Marketing translated literature: Translation as armchair travelling

Dr Gabriela Saldanha, University of Birmingham, UK

Sociological approaches within the History of the Book have started to pay increasing attention to book marketing and how this affects a book's reception. Books are complex cultural products that often defy the predictions of marketing specialists (Squires 2009) and, in the case of translated books, their success or failure at different stages of their journey across borders cannot be explained by a single factor alone, rather, they need to be considered in "the very process of fabrication, in the way in which human, technological, financial, etc. resources are mobilized and interconnected" (Buzelin 2007, 53). Very little research has been carried out on the marketing of translated literature. In this presentation I discuss results of a preliminary research on the positions taken by key agents in the marketing process (publishers, critics, booksellers) and look at the mediascape (Appadurai 2006) created by the marketing apparatus: in particular book packaging and media reviews. I will focus on Brazilian literature translated into English as a case study. This is a particularly revelatory case because of the surprisingly poor performance of Portuguese literature in the Anglophone market considering the place of Portuguese as one of the worlds most spoken languages and the increasing influence of Brazil as an emerging power in the global political and economic scene.

18 March 2014

Engineers' favourite toy? New perspectives of MT technology for professional translators

Dr Bogdan Babych, University of Leeds, UK

Nowadays Machine Translation (MT) has become an integral part of the workflow of the professional translators. It is now integrated into state-of-the-art Translation Memories, and has been enhanced with new interactive features. Traditionally rule-based MT engines had functionality of managing user dictionaries, terminology and included interactive translation features, but nowadays this functionality finds its way into statistical MT (FP7 project MATECAT), and also new interactive features are explored (CASMACAT).

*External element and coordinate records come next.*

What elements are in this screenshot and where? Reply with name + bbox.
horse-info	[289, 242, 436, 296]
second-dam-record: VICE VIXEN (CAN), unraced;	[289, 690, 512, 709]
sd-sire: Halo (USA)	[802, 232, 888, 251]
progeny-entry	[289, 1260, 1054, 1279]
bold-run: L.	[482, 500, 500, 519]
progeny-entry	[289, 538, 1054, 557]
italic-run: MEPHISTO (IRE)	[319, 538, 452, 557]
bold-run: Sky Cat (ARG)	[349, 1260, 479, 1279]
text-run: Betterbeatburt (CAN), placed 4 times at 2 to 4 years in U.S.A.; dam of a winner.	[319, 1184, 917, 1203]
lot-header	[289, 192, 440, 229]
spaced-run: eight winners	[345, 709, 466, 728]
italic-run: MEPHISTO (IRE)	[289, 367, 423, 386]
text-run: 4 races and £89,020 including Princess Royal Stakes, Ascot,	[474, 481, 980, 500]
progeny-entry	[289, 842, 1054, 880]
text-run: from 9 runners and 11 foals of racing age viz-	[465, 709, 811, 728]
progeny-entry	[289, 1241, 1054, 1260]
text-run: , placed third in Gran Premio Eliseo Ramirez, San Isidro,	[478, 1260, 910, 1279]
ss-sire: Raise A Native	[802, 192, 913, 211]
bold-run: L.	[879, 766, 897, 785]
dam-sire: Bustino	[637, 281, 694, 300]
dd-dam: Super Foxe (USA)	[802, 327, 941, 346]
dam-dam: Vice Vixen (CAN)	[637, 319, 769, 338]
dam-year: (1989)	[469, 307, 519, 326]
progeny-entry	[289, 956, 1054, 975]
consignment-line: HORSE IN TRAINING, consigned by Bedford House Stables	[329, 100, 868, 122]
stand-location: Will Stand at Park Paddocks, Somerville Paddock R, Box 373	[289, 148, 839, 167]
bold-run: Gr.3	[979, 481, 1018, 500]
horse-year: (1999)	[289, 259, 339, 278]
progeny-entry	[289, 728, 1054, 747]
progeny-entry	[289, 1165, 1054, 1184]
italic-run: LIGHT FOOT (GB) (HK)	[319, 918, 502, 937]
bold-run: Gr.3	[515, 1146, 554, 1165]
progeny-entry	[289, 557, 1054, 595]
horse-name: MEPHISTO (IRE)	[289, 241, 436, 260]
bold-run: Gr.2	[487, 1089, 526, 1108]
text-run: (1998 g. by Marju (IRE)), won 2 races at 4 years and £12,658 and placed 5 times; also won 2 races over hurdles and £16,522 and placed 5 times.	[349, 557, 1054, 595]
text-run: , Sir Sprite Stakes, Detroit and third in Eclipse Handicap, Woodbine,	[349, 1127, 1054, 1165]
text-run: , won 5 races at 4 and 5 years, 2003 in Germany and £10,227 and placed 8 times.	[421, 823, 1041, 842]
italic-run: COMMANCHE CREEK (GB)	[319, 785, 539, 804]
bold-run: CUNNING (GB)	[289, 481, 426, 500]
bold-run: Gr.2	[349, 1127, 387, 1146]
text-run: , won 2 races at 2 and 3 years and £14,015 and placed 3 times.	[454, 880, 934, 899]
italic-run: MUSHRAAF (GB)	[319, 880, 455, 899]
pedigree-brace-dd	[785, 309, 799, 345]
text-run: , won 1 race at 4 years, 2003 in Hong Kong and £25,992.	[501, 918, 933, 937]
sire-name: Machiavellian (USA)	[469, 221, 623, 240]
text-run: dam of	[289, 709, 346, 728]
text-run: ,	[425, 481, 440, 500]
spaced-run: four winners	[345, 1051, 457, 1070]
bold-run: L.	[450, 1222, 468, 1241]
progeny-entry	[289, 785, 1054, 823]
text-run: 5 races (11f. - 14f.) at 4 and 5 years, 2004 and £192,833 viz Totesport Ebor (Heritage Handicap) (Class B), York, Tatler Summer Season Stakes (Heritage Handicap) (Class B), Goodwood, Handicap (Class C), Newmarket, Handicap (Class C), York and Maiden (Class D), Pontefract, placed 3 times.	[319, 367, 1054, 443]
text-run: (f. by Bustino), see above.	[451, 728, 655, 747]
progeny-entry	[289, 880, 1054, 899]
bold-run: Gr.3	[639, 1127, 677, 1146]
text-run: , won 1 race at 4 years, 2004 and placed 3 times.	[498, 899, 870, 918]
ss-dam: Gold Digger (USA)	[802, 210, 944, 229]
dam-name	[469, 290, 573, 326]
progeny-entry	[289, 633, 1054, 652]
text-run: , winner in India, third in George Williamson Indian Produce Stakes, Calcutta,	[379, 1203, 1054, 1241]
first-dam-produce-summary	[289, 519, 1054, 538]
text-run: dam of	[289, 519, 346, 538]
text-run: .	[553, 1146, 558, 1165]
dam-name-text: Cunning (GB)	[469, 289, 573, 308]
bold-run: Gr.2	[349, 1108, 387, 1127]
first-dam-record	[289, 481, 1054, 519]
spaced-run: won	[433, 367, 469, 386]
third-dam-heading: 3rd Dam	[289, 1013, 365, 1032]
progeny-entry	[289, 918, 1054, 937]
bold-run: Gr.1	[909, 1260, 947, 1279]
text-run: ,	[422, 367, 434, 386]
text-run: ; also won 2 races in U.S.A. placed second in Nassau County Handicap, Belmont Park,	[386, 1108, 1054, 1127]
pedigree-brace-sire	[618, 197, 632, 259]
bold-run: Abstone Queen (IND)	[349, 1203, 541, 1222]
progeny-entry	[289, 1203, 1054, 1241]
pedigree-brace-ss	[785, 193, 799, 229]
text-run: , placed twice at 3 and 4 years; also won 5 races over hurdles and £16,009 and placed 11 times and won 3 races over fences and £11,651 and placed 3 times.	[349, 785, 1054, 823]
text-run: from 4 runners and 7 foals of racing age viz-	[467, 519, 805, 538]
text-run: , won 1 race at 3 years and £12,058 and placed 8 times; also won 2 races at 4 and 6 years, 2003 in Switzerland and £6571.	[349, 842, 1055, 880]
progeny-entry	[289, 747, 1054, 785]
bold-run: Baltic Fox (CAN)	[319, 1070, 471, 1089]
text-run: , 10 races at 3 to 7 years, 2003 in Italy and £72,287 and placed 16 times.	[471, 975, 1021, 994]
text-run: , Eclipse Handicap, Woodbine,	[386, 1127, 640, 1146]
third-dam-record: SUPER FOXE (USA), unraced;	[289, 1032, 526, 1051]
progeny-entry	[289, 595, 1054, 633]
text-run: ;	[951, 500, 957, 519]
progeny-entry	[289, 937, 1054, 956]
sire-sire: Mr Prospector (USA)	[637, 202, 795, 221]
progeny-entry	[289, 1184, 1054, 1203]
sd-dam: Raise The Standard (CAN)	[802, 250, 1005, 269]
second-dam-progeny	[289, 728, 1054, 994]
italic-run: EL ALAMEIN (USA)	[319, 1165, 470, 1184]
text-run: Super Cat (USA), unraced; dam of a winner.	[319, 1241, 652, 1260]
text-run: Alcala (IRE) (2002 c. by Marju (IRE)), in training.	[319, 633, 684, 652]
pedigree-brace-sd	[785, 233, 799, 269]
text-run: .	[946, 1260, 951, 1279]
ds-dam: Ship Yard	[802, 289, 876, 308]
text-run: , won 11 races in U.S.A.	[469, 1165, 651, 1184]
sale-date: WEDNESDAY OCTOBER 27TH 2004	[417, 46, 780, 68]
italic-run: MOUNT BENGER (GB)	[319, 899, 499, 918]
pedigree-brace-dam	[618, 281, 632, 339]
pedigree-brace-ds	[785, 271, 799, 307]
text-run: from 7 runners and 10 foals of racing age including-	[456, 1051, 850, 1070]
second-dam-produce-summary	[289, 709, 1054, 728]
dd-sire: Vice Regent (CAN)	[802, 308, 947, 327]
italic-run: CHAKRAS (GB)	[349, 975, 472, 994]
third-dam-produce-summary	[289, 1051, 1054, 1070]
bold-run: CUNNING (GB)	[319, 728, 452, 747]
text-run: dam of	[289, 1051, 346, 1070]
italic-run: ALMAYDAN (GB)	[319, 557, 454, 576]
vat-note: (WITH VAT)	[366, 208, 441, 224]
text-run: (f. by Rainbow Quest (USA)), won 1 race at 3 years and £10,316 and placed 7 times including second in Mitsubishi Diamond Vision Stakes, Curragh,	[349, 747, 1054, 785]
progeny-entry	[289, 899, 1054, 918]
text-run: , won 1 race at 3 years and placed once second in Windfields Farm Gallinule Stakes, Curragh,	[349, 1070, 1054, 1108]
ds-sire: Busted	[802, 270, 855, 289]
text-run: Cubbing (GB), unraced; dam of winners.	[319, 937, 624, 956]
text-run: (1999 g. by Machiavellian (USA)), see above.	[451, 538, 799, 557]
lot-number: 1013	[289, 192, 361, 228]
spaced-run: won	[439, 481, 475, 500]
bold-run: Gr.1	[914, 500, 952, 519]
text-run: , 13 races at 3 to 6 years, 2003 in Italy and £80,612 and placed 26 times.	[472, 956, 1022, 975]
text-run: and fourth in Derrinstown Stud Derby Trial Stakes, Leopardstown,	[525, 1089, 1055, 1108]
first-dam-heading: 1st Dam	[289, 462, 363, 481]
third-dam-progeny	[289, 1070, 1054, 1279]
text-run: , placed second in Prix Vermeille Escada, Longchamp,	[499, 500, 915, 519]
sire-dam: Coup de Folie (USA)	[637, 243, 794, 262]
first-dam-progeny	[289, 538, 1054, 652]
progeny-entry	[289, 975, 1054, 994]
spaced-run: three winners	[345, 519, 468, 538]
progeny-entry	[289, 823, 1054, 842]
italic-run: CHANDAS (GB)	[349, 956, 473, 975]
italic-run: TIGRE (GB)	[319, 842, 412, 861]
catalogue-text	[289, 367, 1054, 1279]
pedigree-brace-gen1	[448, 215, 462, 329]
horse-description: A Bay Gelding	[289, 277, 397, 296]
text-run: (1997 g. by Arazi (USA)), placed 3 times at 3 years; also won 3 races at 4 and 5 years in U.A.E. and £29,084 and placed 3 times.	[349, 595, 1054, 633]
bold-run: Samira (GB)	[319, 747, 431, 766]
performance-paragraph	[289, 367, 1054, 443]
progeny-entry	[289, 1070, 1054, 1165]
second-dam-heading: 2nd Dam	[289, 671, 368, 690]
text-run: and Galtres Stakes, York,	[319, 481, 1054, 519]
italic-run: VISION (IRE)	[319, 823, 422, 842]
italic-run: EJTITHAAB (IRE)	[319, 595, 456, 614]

There are important developments in ways how MT systems are built and evaluated, how new translation directions are covered (especially -- for under-resourced languages).

In my talk I will give an overview of these recent developments, and will show that in many respects there still a gap between the MT engineers' and professional translators' perspective on the technology. I will argue that most useful developments usually come from attempts to bridge this gap, and I will outline new features in the technology which users can expect in the coming years.

I will argue that professional translators should take a pro-active role in suggesting new features and specifications for MT-related functionality that will be useful for modern collaborative translation workflow. We need to prepare a new generation of translators who have understanding of the perspectives and limitations of the state-of-the-art MT and can work closely with engineering teams to make MT useful for a wider range of translation tasks.

6 May 2014

The challenge of video game localisation

Dr Miguel Á. Bernal-Merino, University of Roehampton, London

The phenomenon of the video game industry has been growing steadily in size and relevance in many countries around the world. The astonishing variety and global reach of these entertainment products as both individual and group activities have finally removed the stigma of playing video games as well as taken the crown as preferred leisure activity for great sections of the population. Understanding current game localisation processes is essential to appreciate the complexity of the task and the role that translation has played in this meteoric ascent. The translation of multimedia interactive entertainment software does have things in common with other multichannel products, but the intrinsic interactivity of software and the mantra of immersion demand maximum playability in all languages, affecting the game design and production like no other product before. A true challenge worth learning about for all language professionals.